La strategie africaine de la Chine

Depuis la Conférence de Berlin en 1883, que le roi Léopold II de Belgique avait surnommé «conférence pour le partage du gâteau africain», l'Occident estime avoir un droit exclusif sur l'Afrique sub-saharienne.

Mais alors que des siècles de lutte pour mettre fin au colonialisme et à l'apartheid n'ont pas changé grand-chose, l'influence occidentale se trouve maintenant menacée par la Chine qui convoite à son tour les réserves minières et les richesses que recèle cet immense continent. La Chine parvient à se faire accepter à travers l'Afrique en jouant d'un ressentiment commun à l'égard de l'ère coloniale et, aussi, en faisant preuve de considération.

C'est ainsi que les dirigeants chinois rencontreront 46 chefs d'Etat africains lors du prochain Forum de coopération Chine-Afrique (CACF) qui aura lieu avant la fin de l'année et qui est destiné à promouvoir échanges commerciaux et investissements. Quant au président chinois Hu Jintao, le vice-président Zeng Quinghong et au Premier ministre Wen Jiaboa, ils prennent soin de se rendre fréquemment en Afrique.

La Chine renforce ses liens avec l'Afrique pour trois raisons : sécuriser son approvisionnement en pétrole et en ressources minières, réduire l'influence de Taiwan (six des 26 pays qui entretiennent des relations diplomatiques avec le gouvernement de Taipeh sont africains) et accroître son influence grandissante sur la scène internationale.

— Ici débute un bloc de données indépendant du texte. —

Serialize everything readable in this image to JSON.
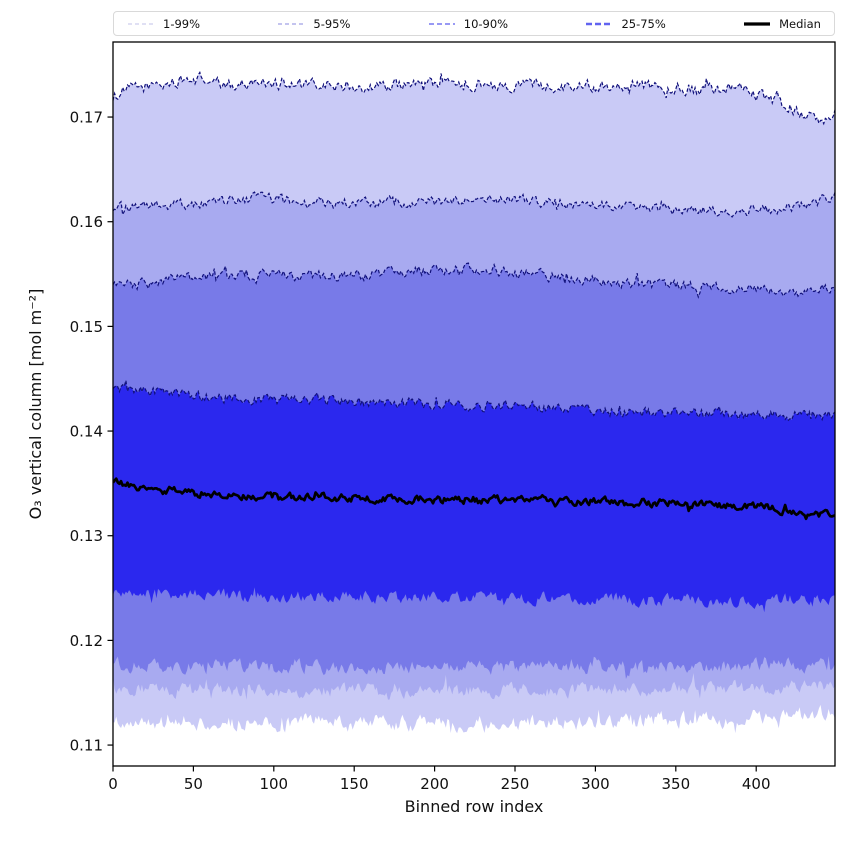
{
  "figure": {
    "xlabel": "Binned row index",
    "ylabel": "O₃ vertical column [mol m⁻²]",
    "background": "#ffffff",
    "legend": {
      "border_color": "#d9d9d9",
      "entries": [
        {
          "label": "1-99%",
          "color": "#cdcdee",
          "dash": "4,3",
          "width": 1.2
        },
        {
          "label": "5-95%",
          "color": "#b0b1ea",
          "dash": "4,3",
          "width": 1.4
        },
        {
          "label": "10-90%",
          "color": "#898bf2",
          "dash": "5,3",
          "width": 1.7
        },
        {
          "label": "25-75%",
          "color": "#6163f0",
          "dash": "6,3",
          "width": 2.4
        },
        {
          "label": "Median",
          "color": "#000000",
          "dash": "",
          "width": 3.2
        }
      ]
    },
    "axes": {
      "xlim": [
        0,
        449
      ],
      "ylim": [
        0.108,
        0.17717
      ],
      "xtick_labels": [
        "0",
        "50",
        "100",
        "150",
        "200",
        "250",
        "300",
        "350",
        "400"
      ],
      "xtick_values": [
        0,
        50,
        100,
        150,
        200,
        250,
        300,
        350,
        400
      ],
      "ytick_labels": [
        "0.11",
        "0.12",
        "0.13",
        "0.14",
        "0.15",
        "0.16",
        "0.17"
      ],
      "ytick_values": [
        0.11,
        0.12,
        0.13,
        0.14,
        0.15,
        0.16,
        0.17
      ]
    }
  },
  "chart_data": {
    "type": "area",
    "subtype": "percentile-band-fan-chart",
    "title": "",
    "xlabel": "Binned row index",
    "ylabel": "O₃ vertical column [mol m⁻²]",
    "x_range": [
      0,
      449
    ],
    "n_points": 450,
    "grid": false,
    "legend_position": "top-expanded",
    "edge_line": {
      "color": "#10107a",
      "dash": "3.5,2",
      "width": 1.2,
      "note": "dashed dark-navy line on upper edge of each band only"
    },
    "median_line": {
      "color": "#000000",
      "width": 2.7,
      "noise": 0.00028
    },
    "percentile_curves": {
      "p99": {
        "x": [
          0,
          10,
          30,
          55,
          70,
          90,
          120,
          160,
          200,
          240,
          280,
          320,
          360,
          390,
          415,
          435,
          442,
          449
        ],
        "v": [
          0.172,
          0.1727,
          0.1731,
          0.1737,
          0.1729,
          0.1734,
          0.173,
          0.1729,
          0.1732,
          0.1731,
          0.173,
          0.1731,
          0.1728,
          0.1727,
          0.1714,
          0.1698,
          0.1693,
          0.1704
        ]
      },
      "p95": {
        "x": [
          0,
          40,
          90,
          140,
          200,
          250,
          300,
          350,
          400,
          435,
          449
        ],
        "v": [
          0.1612,
          0.1616,
          0.1622,
          0.1617,
          0.1619,
          0.1621,
          0.1616,
          0.1612,
          0.161,
          0.1615,
          0.1626
        ]
      },
      "p90": {
        "x": [
          0,
          45,
          90,
          140,
          190,
          230,
          270,
          320,
          370,
          420,
          449
        ],
        "v": [
          0.1537,
          0.1546,
          0.1549,
          0.1547,
          0.1553,
          0.1556,
          0.1548,
          0.1541,
          0.1537,
          0.1534,
          0.1537
        ]
      },
      "p75": {
        "x": [
          0,
          50,
          100,
          150,
          200,
          250,
          300,
          350,
          400,
          440,
          449
        ],
        "v": [
          0.1442,
          0.1434,
          0.143,
          0.1428,
          0.1426,
          0.1424,
          0.1419,
          0.1417,
          0.1416,
          0.1414,
          0.1417
        ]
      },
      "p50": {
        "x": [
          0,
          15,
          50,
          100,
          150,
          200,
          250,
          300,
          350,
          400,
          432,
          449
        ],
        "v": [
          0.1352,
          0.1346,
          0.1341,
          0.1338,
          0.1336,
          0.1334,
          0.1335,
          0.1333,
          0.1331,
          0.1329,
          0.1318,
          0.1323
        ]
      },
      "p25": {
        "x": [
          0,
          50,
          100,
          150,
          200,
          250,
          300,
          350,
          400,
          449
        ],
        "v": [
          0.1247,
          0.1244,
          0.1242,
          0.1241,
          0.1241,
          0.1241,
          0.1239,
          0.1238,
          0.1238,
          0.1241
        ]
      },
      "p10": {
        "x": [
          0,
          100,
          200,
          300,
          400,
          449
        ],
        "v": [
          0.1176,
          0.1174,
          0.1174,
          0.1174,
          0.1175,
          0.1177
        ]
      },
      "p5": {
        "x": [
          0,
          100,
          200,
          300,
          400,
          449
        ],
        "v": [
          0.1153,
          0.1152,
          0.1152,
          0.1153,
          0.1154,
          0.1156
        ]
      },
      "p1": {
        "x": [
          0,
          50,
          100,
          200,
          300,
          380,
          430,
          449
        ],
        "v": [
          0.1124,
          0.1122,
          0.1121,
          0.1121,
          0.1122,
          0.1124,
          0.1129,
          0.1132
        ]
      }
    },
    "noise_amplitude": {
      "p99": 0.00042,
      "p95": 0.00038,
      "p90": 0.00038,
      "p75": 0.00036,
      "p50": 0.00028,
      "p25": 0.00042,
      "p10": 0.00048,
      "p5": 0.0005,
      "p1": 0.00058
    },
    "bands": [
      {
        "label": "1-99%",
        "lower": "p1",
        "upper": "p99",
        "fill": "#c9caf6"
      },
      {
        "label": "5-95%",
        "lower": "p5",
        "upper": "p95",
        "fill": "#a8aaf0"
      },
      {
        "label": "10-90%",
        "lower": "p10",
        "upper": "p90",
        "fill": "#787ae8"
      },
      {
        "label": "25-75%",
        "lower": "p25",
        "upper": "p75",
        "fill": "#2b28ee"
      }
    ]
  }
}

La Chine a investi des milliards de dollars en Afrique dans les secteurs du pétrole, des mines, des transports, de l'électricité et des télécommunications, ainsi que dans différentes infrastructures. Rien qu'en 2004, sur un total de 15 milliards de dollars d'investissements directs en provenance de l'étranger, la part de la Chine s'élevait à 900 millions.

Les Chinois ont déboursé près de 2,3 milliards de dollars pour acquérir 45 % de participation dans l'un des champs pétroliers offshore du Nigeria et elle a promis d'investir 2,25 milliards supplémentaires pour développer les réserves.
L'Angola qui exporte 40% de sa production de pétrole vers la Chine a bénéficié d'un prêt de 2 milliards de dollars en échange d'un contrat prévoyant la livraison quotidienne de 10.000 barils de pétrole.

Le Soudan - pays qui fournit 7% des importations pétrolières de la Chine - bénéficie de la plus grande part des investissements chinois.
La China National Petroleum Corporation détient 40% des parts de la Greater Nile Petroleum Company et elle a investi 3 milliards de dollars dans la construction d'une raffinerie et d'un pipeline.

Quelque 4.000 soldats de l'Armée populaire de libération sont déployés au sud du Soudan pour protéger le pipeline. Les données concernant les échanges commerciaux traduisent également une influence croissante. Les échanges sino-africains ont été multipliés par sept dans les années 1990, ils ont doublé entre 2000 et 2003, atteignant 18,5 milliards de dollars, et ils ont franchi les 32,2 milliards lors des 10 premiers mois de 2005.

Tandis que les échanges commerciaux et les investissements chinois ont favorisé la croissance économique du continent, qui a atteint le taux record de 5,2% en 2005, la Chine a annulé pour 10 milliards de dollars de dettes bilatérales qui lui étaient dus par les pays africains.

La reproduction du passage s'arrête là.